Last Updated on Wednesday, 1 July 2015, 19:29 by GxMedia
by Zena Henry
The government is adamant that Guyana is a “law abiding” country and eagerly wants to honour outstanding payments due to two large companies in Trinidad, and Suriname after the Caribbean Court of Justice (CCJ) found that Guyana breached Caribbean trade rules.
Two major decisions staring Guyana are rulings in favour of the Trinidad and Tobago Cement Limited (TCL) where Guyana was ordered to pay that company over TT$2M and the Surinamese beverage manufacturer, Rudisa Beverages & Juices, over US$6M, but failed to do so.

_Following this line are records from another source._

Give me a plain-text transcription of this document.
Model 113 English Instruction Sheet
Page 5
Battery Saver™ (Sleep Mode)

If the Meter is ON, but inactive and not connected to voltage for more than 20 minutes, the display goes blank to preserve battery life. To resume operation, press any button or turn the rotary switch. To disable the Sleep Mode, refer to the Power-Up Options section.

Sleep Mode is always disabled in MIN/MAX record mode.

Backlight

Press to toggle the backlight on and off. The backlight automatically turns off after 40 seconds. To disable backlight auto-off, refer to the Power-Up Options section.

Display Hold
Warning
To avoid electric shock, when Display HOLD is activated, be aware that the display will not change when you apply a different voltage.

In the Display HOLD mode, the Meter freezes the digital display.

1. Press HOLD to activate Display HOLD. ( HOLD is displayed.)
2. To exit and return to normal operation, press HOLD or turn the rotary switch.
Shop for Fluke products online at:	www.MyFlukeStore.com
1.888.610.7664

Minister of State Joseph Harmon said that government will be honouring those obligations before stating that Minister of Legal Affairs, Basil Williams has been directed to enter into negotiations with the companies in the hope that they would accept smaller settlements. “Cabinet has taken the position that it will honour these commitments,” Harmon posited.
“However in the spirit of our accepting this responsibility, Cabinet has advised Minister of Legal Affairs to seek to enter into negotiations with these companies with a view to finding out whether they are prepared to accept a smaller sum as a final settlement.”
Minister Harmon said that the government was also not prepared to accept any blame for the current dilemma.
Former Attorney General Anil Nandlall had made statements to the effect that the government, then in opposition, shot down pieces of legislation that had prevented the payments to the companies. Harmon said the failure of the former government to honour the CCJ rulings is a violation of Treaty of Chaguaramas signed by Guyana and other Caribbean Community (CARICOM) member states that are part of the Single Market.
TCL won a case at the level of the regional trade court after proving that Guyana had unilaterally waived the 15 percent Common External Tariff (CET) on extra-regionally produced cement, although the Trinidad-headquartered company had had the ability to supply the local market.
“It is not as if the opposition in the Tenth Parliament voted down a piece of legislation directly related to this issue,” he said.
In relation to the CCJ’s ruling in favour of Rudisa Beverages, Harmon said at the time, the government brought a piece of legislation styled “environmental tax”. “It was meant rather than removing this obnoxious imposition of a container tax, it was meant to create additional taxes on other persons so that they bring them even.”
Harmon said that is what the then opposition objected to. “We said if you want to have an environmental tax, then in the first place the tax should be connected to the purposes of the environment,” rather than putting it with a lump sum for purposes other than the environment.
He highlighted other concerns which led the then opposition to oppose the legislation, including the fact that, “billions of dollars were already collected on that tax that was never applied to anything that had to do with the environment.” The promise of a separate account for the environmental tax was also not forthcoming, he said.
He added that the former government was warned that the legislation they were proposing at the time “would be running afoul of CARICOM Treaty obligations.” Harmon said, “They insisted on doing it, and that was the result.”
He expressed discontent that the former Cabinet would have approved the payment for the companies, “but in spite, this crass contempt continued.” He said the contempt caused increases o the sums to be paid.